One year ago the International Association of Athletics Federation (IAAF) announced a new rule that would require female athletes competing in middle distance races to be subjected to hormone testing, and if deemed necessary, take testosterone-lowering medication before competing. The Court of Sports Arbitration (CSA) has postponed a ruling on an appeal to the announced regulations, which is now expected to be released by the end of this month.

This controversy and case brings into play important conversations around gender identity, feminism, and athletics. While many argue that Semenya has unfair genetic advantages, other leading academics Dr. Sheree Bekker and Dr. Cara Tannenbaum wrote in BMJ that limiting testosterone is not a solution backed by science and would lead to discrimination and an unfair policing of women’s bodies. The ruling could also raise scrutiny of transgender athletes across disciplines.

“Ms. Semenya does not wish to undergo medical intervention to change who she is and how she was born. She wants to compete naturally,” Semenya presented in an official statement last month. “Women with DSDs are born with rare genetic differences. These differences should be celebrated in sports like all other genetic variations that make elite events worth watching. Mr. Coe (the IAAF president) is wrong to think Ms. Semenya is a threat to women’s sport. Ms. Semenya is a heroine and inspirational role model for young girls around the world who dream of achieving excellence in sport. Ms. Semenya hopes and dreams that one day she can run free of judgement, free of discrimination and in a world where she is accepted for who she is.”

Trump Administration Lessens Strength of UN Rape Resolution

Never content to unravel healthcare just at home, President Trump exercised his skewed ideologies abroad at the United Nations this week — pressuring language around reproductive healthcare services, including abortion services, to be removed from a UN rape resolution that protects and advocates for survivors of sexual violence.

Reported by CNN, as an investigative report over the language and revisions made to wording, the most recent developments point to a conservative religious agenda that the Trump administration is hell bent on furthering even at the risk of defunding critical programs.
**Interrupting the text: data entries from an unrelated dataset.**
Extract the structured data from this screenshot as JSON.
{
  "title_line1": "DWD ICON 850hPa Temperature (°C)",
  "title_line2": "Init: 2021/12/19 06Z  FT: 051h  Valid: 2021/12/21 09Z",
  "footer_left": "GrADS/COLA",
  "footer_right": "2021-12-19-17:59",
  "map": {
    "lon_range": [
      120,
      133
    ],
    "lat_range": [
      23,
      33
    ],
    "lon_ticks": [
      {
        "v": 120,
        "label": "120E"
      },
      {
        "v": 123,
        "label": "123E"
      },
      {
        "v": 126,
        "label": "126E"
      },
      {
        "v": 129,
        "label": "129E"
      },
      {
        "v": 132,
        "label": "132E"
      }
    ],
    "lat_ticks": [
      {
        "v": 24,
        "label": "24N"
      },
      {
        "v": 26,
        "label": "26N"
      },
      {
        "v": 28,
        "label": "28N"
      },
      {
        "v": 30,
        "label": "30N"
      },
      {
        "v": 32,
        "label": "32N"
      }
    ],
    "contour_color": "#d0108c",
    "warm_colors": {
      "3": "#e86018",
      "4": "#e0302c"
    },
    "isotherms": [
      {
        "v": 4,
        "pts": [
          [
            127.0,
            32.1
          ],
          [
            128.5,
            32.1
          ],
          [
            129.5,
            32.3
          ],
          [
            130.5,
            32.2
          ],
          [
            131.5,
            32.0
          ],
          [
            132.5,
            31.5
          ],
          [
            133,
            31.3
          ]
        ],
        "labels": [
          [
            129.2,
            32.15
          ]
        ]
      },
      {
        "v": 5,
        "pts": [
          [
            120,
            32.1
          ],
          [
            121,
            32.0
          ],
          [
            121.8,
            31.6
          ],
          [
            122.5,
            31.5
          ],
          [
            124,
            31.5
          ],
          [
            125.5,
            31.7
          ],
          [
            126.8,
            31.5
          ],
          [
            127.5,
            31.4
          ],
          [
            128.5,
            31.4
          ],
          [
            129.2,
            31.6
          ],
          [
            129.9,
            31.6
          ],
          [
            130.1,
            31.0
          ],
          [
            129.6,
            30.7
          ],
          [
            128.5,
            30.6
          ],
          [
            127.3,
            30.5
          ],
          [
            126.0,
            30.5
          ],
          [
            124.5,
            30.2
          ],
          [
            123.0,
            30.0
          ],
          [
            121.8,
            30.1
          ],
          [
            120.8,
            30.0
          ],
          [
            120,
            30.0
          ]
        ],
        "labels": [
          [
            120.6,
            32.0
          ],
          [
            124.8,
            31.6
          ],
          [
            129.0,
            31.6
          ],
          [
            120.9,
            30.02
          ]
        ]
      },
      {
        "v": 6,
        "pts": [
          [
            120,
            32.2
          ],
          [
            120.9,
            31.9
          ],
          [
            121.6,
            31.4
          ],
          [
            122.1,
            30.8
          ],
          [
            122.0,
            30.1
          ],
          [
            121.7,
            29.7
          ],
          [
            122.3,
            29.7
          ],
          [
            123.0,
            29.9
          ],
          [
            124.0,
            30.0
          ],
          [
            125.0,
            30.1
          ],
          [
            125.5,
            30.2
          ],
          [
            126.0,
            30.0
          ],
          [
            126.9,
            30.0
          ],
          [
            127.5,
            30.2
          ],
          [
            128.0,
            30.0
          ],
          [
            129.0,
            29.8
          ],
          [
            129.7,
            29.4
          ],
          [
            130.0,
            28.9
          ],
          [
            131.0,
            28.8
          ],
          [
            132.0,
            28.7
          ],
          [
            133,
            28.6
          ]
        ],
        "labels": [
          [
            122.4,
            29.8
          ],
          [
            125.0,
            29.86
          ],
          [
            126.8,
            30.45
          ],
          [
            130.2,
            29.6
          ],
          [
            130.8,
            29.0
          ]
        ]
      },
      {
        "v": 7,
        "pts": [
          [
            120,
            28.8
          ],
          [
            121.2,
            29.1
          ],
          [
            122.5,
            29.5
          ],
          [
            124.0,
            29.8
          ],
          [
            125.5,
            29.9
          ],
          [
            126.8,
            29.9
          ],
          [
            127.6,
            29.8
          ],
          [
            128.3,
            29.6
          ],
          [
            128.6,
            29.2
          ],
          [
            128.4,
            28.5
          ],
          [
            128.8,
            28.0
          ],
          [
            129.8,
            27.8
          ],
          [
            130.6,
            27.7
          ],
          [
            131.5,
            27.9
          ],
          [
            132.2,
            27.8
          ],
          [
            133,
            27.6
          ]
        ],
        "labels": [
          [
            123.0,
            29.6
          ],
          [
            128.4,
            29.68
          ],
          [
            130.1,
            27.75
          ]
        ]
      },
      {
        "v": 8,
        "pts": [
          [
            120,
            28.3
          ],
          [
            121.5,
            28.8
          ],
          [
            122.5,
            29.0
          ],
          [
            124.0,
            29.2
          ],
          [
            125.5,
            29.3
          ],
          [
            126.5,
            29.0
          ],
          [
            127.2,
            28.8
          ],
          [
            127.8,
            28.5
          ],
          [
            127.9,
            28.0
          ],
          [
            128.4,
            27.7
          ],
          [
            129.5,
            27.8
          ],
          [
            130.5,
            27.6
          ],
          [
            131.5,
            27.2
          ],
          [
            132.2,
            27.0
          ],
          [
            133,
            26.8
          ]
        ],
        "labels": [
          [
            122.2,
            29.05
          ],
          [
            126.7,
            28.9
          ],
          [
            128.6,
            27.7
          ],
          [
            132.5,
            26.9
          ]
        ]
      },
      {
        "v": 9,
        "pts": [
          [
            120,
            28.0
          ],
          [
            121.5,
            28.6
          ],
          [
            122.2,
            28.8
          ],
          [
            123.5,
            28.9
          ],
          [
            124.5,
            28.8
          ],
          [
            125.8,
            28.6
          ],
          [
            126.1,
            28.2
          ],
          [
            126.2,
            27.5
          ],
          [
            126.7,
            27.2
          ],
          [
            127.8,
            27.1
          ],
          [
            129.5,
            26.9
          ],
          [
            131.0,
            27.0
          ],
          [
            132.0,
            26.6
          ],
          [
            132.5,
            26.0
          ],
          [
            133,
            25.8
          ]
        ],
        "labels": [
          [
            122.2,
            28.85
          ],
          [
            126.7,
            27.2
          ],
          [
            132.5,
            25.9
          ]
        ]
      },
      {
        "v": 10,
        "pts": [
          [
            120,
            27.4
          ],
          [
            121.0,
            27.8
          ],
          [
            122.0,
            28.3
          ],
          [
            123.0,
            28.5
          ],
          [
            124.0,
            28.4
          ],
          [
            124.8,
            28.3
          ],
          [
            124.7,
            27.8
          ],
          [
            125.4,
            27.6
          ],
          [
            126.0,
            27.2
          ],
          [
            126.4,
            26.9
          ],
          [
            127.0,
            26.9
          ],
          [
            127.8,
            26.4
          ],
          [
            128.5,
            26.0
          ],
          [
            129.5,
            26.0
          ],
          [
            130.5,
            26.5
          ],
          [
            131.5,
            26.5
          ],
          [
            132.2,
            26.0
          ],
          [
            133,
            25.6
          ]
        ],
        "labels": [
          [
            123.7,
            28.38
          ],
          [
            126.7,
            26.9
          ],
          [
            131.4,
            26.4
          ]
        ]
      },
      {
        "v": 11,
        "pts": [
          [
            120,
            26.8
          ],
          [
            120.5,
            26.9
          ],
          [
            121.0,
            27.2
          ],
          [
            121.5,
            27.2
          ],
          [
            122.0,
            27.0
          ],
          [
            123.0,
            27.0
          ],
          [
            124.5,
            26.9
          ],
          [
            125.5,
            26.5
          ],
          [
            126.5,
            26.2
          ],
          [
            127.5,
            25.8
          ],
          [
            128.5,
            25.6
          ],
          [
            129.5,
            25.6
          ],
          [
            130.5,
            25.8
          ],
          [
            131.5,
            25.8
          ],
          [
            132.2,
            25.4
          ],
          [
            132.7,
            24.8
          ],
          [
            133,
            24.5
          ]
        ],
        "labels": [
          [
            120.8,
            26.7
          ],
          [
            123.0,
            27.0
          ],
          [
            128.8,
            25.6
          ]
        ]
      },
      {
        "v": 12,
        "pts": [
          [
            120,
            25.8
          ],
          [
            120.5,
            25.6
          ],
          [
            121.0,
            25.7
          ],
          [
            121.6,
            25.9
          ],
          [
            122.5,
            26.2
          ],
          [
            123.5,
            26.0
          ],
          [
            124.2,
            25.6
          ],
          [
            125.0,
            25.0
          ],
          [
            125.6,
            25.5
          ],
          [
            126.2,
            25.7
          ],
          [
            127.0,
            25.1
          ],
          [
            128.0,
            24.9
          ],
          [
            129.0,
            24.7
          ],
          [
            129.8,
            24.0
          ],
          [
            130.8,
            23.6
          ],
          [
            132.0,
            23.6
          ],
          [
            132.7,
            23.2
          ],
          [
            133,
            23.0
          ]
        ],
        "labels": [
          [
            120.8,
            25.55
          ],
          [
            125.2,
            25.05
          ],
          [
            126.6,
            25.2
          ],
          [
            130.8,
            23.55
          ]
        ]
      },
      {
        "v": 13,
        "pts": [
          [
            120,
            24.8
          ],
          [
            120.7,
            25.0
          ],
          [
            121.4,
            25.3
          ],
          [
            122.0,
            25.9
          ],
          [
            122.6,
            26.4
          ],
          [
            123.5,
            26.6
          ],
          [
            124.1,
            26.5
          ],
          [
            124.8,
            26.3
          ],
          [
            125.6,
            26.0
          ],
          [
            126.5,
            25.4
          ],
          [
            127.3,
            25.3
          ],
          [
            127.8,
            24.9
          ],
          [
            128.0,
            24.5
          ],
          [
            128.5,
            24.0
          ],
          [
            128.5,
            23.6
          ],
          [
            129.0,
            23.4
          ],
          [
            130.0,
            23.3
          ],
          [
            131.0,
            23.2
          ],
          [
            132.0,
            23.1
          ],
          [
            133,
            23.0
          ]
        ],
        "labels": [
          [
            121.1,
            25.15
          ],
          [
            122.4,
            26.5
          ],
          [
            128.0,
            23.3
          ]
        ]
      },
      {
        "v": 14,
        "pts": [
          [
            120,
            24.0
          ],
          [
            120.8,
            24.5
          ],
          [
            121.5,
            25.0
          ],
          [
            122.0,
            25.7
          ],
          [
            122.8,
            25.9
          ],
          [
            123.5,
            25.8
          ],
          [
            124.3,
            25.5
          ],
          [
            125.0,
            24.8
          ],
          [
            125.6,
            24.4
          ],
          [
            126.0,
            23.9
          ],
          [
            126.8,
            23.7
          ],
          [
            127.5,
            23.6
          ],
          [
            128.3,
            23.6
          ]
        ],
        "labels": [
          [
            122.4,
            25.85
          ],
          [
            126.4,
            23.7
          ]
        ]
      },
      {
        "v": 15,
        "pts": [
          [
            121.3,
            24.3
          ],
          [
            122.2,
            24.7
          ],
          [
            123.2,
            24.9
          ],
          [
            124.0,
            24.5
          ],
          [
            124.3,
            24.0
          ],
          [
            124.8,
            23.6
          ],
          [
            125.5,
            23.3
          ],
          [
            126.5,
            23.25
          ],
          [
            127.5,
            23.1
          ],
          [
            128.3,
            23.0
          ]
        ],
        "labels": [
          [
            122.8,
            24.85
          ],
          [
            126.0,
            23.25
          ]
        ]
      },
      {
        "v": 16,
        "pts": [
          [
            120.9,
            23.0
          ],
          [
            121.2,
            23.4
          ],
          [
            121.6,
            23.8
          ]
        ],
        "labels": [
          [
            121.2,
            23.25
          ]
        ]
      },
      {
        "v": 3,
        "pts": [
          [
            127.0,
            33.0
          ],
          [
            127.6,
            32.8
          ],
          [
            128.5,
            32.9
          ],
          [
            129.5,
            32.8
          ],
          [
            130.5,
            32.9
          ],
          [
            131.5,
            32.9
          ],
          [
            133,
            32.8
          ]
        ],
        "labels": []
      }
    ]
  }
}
“It is unthinkable and bizarre to see the US lining up with Russia and China to block efforts to strengthen the UN’s ability to effectively address rape in conflict and to provide sexual violence survivors with sexual and reproductive health services. This resolution is about the Rohinga girls systematically raped in Myanmar, the Yezidi girls enslaved by ISIS, the Congolese girls who flock to Panzi Hospital seeking medical help and desperately needing comprehensive health services for the sexual violence they have endured,” said Jessica Neuwirth, international women’s rights lawyer, activist and president of the Sisterhood is Global Insitute (SIGI), in an official statement. “It’s shocking that the United States turned its back on these girls and jeopardized this urgently-needed Security Council resolution. The United States played such a significant role in the creation of the Office of the Special Representative of the Secretary-General on Sexual Violence in Conflict. Now it is lining up with Russia and China to weaken rather than strengthen this life-saving work.”